We also enjoyed listening to a recording of “Lift Every Voice and Sing“. Though the version shared in the Girl Scout activity was different than the one we’d heard earlier, she recognized it. We’d heard it earlier today when I checked out some resources a good friend shared. If you’re looking for some more good information about Juneteenth, here’s a good page from the National Museum of African American History & Culture. Taking time to listen to others and learn from their experiences has been so good lately.
I know that there is SO much I don’t know about this issue. But I hope that I’m humble and open, and that I continue to learn.
We’re planning to participate in the Black Lives Matter Children’s March for Justice this weekend. She was so excited when I told her about it. She started making a sign right away and thinking about what she would bring with her. Though we’ve been social distancing and keeping to ourselves for 3 months due to the pandemic, we’re coming out of our quarantine for this. We’ve decided that some things are so important they just need to be done. We’ll wear our masks and do our best to sanitize our hands and be healthy, but we want to stand up for what’s right, even in these days of staying home.
So, while I’m horrified and heartbroken over the violence, the hurt, the tragedy that has befallen our black brothers and sisters, I’m hopeful for change. Wouldn’t it be great if in our lifetime the tragedy of racism and the way it’s manifested here would change so much that it could become history, something all our kids and grandkids could read about instead of experience?
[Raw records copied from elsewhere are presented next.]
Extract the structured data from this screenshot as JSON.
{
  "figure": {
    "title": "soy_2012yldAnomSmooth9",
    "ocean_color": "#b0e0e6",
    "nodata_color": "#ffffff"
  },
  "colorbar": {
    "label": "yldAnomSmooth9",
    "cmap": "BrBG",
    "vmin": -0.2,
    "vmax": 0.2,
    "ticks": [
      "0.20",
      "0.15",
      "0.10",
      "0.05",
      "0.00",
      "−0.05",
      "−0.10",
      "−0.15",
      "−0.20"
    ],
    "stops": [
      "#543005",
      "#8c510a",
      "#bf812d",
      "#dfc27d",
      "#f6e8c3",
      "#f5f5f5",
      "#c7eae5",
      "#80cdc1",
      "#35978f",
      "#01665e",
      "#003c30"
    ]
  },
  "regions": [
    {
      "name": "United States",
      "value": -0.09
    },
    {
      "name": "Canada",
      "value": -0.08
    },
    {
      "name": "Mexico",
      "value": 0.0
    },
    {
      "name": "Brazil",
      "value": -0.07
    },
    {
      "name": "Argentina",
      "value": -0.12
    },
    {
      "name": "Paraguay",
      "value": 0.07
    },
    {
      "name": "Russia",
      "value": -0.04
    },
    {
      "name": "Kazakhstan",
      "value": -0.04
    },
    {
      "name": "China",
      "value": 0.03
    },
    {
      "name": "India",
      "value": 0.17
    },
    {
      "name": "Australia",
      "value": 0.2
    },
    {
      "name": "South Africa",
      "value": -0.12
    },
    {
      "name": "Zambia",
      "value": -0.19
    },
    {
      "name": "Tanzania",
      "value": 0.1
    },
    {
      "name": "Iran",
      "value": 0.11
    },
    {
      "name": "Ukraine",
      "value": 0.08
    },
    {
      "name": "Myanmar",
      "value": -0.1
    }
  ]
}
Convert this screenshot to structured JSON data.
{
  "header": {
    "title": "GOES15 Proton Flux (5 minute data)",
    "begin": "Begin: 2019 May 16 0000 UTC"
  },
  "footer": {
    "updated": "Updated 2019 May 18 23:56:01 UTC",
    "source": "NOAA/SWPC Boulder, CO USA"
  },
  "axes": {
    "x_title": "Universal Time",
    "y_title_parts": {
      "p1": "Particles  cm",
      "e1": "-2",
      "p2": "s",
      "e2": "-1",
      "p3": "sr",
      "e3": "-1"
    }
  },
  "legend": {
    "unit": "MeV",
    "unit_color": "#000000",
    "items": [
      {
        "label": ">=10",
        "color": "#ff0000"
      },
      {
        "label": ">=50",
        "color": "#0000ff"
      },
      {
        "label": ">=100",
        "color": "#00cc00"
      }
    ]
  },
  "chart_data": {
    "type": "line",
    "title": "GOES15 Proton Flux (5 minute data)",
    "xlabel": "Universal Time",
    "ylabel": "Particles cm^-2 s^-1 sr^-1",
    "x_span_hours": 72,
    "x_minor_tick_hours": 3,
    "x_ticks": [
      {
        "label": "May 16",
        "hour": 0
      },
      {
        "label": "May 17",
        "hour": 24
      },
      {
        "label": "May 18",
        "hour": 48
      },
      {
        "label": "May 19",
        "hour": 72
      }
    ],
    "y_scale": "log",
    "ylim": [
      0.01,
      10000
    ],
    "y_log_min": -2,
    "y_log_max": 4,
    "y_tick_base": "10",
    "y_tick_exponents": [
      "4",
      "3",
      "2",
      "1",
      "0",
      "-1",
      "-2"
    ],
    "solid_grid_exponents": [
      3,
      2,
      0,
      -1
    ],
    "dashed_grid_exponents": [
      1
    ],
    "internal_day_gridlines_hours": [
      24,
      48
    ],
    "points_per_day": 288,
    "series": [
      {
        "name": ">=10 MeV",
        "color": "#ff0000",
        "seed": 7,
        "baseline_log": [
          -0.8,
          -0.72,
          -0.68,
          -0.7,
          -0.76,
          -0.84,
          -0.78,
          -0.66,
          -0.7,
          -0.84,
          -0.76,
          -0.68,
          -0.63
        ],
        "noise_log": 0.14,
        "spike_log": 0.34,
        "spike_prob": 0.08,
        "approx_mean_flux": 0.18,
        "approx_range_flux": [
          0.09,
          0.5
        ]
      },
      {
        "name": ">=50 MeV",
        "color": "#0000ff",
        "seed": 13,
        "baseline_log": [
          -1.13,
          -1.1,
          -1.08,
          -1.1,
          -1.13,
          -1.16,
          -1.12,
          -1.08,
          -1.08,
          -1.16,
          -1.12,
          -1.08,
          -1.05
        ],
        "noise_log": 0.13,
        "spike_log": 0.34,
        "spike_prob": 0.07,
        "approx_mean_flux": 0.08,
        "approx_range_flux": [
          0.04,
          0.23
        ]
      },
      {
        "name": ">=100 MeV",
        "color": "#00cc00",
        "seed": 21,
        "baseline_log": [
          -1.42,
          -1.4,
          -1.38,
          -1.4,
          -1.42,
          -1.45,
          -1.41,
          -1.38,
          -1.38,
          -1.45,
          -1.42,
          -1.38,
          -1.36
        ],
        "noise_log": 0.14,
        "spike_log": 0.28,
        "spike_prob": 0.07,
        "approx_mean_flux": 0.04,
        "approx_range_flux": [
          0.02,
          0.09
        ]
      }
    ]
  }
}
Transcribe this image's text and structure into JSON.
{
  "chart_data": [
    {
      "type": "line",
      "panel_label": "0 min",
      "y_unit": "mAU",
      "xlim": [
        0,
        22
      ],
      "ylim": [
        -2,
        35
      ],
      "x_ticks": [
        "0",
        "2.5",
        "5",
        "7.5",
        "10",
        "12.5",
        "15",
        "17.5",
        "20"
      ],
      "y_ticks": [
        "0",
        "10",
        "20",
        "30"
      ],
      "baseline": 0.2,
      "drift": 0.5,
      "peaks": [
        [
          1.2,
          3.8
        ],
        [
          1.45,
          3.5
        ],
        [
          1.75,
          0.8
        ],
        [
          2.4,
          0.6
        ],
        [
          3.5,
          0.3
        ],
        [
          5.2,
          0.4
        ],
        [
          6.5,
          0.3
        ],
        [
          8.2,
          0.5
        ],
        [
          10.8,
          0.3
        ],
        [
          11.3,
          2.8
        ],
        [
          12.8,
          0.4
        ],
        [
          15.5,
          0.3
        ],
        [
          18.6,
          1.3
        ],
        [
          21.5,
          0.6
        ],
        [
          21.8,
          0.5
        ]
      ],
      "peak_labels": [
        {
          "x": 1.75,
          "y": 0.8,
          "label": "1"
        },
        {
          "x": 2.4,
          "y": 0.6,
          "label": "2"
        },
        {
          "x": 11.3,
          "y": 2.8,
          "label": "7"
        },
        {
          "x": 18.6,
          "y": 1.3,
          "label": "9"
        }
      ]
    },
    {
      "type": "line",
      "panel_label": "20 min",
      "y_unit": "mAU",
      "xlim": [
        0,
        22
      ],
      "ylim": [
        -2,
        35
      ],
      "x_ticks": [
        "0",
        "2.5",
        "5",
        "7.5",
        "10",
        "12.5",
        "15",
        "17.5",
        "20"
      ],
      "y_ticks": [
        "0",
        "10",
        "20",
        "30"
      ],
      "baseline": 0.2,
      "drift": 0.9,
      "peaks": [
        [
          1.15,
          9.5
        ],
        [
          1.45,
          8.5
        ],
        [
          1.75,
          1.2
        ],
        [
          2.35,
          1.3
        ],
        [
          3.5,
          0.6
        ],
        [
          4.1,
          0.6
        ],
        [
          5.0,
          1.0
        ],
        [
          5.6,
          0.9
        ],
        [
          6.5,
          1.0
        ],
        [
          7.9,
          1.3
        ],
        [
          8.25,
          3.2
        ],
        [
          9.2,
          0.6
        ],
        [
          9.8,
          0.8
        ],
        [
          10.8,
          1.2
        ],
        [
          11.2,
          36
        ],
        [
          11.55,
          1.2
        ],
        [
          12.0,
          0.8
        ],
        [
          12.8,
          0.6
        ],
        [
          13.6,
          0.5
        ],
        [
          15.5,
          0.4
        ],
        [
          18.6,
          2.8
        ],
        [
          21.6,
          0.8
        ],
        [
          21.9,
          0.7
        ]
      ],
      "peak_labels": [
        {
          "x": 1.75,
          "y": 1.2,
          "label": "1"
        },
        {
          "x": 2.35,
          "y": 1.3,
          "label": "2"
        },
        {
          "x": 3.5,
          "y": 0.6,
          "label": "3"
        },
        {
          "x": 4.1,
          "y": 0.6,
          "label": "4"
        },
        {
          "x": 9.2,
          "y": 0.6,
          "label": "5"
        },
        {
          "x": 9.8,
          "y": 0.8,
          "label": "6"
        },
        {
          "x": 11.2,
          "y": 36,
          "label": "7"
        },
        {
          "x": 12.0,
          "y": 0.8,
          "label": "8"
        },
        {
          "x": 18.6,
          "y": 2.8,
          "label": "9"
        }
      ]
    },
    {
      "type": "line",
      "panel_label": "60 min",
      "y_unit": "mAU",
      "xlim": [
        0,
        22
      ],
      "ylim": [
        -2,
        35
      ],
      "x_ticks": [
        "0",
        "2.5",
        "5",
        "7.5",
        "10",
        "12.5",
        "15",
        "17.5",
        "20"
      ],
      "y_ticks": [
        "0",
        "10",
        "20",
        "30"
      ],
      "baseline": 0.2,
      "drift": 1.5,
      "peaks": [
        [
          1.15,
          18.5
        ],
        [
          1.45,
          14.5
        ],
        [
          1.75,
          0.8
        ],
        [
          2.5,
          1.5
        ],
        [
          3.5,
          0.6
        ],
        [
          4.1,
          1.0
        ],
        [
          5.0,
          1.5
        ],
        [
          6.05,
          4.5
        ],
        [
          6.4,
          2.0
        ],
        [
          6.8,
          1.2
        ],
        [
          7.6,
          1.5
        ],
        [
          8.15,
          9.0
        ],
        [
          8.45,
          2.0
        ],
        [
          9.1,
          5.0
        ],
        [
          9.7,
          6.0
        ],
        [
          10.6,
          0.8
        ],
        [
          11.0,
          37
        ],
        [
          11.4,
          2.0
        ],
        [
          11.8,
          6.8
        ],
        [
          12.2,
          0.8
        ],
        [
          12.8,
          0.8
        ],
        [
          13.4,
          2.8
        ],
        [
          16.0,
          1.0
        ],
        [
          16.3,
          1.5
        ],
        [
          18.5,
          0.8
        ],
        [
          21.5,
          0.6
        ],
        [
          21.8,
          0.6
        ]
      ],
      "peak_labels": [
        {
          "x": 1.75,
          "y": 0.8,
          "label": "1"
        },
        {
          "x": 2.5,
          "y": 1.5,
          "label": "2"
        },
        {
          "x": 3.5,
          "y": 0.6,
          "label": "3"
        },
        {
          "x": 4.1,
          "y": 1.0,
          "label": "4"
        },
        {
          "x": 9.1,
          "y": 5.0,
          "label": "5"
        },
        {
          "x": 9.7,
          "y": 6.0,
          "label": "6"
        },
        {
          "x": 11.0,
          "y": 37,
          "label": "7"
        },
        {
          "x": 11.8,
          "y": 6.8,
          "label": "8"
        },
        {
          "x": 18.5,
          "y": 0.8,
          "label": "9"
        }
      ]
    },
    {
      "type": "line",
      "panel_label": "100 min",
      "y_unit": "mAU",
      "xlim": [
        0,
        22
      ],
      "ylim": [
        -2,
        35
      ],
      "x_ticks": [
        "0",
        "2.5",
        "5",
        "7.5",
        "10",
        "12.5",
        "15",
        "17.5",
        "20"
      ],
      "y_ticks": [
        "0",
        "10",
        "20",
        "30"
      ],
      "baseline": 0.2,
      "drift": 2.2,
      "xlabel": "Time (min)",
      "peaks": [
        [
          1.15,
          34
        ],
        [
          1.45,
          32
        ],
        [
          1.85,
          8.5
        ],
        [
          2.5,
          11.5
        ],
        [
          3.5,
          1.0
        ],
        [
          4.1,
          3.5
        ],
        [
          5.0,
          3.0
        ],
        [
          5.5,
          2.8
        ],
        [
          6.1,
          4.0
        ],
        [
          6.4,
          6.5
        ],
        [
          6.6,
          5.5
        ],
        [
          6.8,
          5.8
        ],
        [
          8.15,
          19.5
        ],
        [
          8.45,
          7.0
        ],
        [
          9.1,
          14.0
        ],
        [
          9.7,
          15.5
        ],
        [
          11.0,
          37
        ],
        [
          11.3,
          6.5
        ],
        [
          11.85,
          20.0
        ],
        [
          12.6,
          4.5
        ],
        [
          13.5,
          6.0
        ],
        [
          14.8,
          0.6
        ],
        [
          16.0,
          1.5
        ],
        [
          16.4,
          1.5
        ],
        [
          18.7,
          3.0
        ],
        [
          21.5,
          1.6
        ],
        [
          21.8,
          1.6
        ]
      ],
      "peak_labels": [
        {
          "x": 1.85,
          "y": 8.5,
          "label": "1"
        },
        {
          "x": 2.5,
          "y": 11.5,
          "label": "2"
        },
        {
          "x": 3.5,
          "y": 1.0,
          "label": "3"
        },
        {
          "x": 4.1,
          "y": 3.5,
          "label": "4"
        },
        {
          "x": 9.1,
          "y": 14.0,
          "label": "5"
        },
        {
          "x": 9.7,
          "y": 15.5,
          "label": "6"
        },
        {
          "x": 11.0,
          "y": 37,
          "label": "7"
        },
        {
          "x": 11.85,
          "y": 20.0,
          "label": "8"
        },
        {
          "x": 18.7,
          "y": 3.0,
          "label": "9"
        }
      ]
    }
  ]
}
Another great find at the library! Earlier this week we were having a bit of a rough time so we stopped to read a story.
I had no idea how perfect “Ruby Finds a Worry” would be for us. I think it would be great anytime, but especially in this time of uncertainty with the coronavirus causing lots of changes.
In the story, Ruby has a worry and she does “the worst thing you can do with a worry” and worries about the worry and keeps it to herself, so it grows and grows. By the end she finds that sharing worries is the way to go. I’ll let you find a copy for yourself to get the details.
Our 2nd grader was so inspired by the story that she wanted to make a Ruby. She checked our fabric stash and found a perfect solid brown to be the doll, then created the eyes and mouth. She sewed them all together to create Ruby. Next she drew a pattern and made a dress! She finished Ruby up with braids and puffs.
One dress wasn’t enough, she then created leggings and leg warmers. The leggings were made from a piece of a pair of leggings she outgrew years ago, along with a shirt. The leg warmers were a pair of socks that she also has outgrown.
Next she turned a Girl Scout cookie case into a wardrobe (we’ve been reading “The Lion, the Witch, and the Wardrobe” so that was on her mind.) Once the wardrobe was finished she created hangers -with pipe cleaners, yarn, and sticks from the yard! Now that she has a wardrobe she’s hoping for 7 outfits, one for each day!
The wardrobe with the hangers and 1st dress and leggings.
It’s so cool to see her learn about handling worries, and then use her creativity to kind of re-create the story. It is pretty amazing to watch what can happen when a kid has time, freedom, and access to some resources.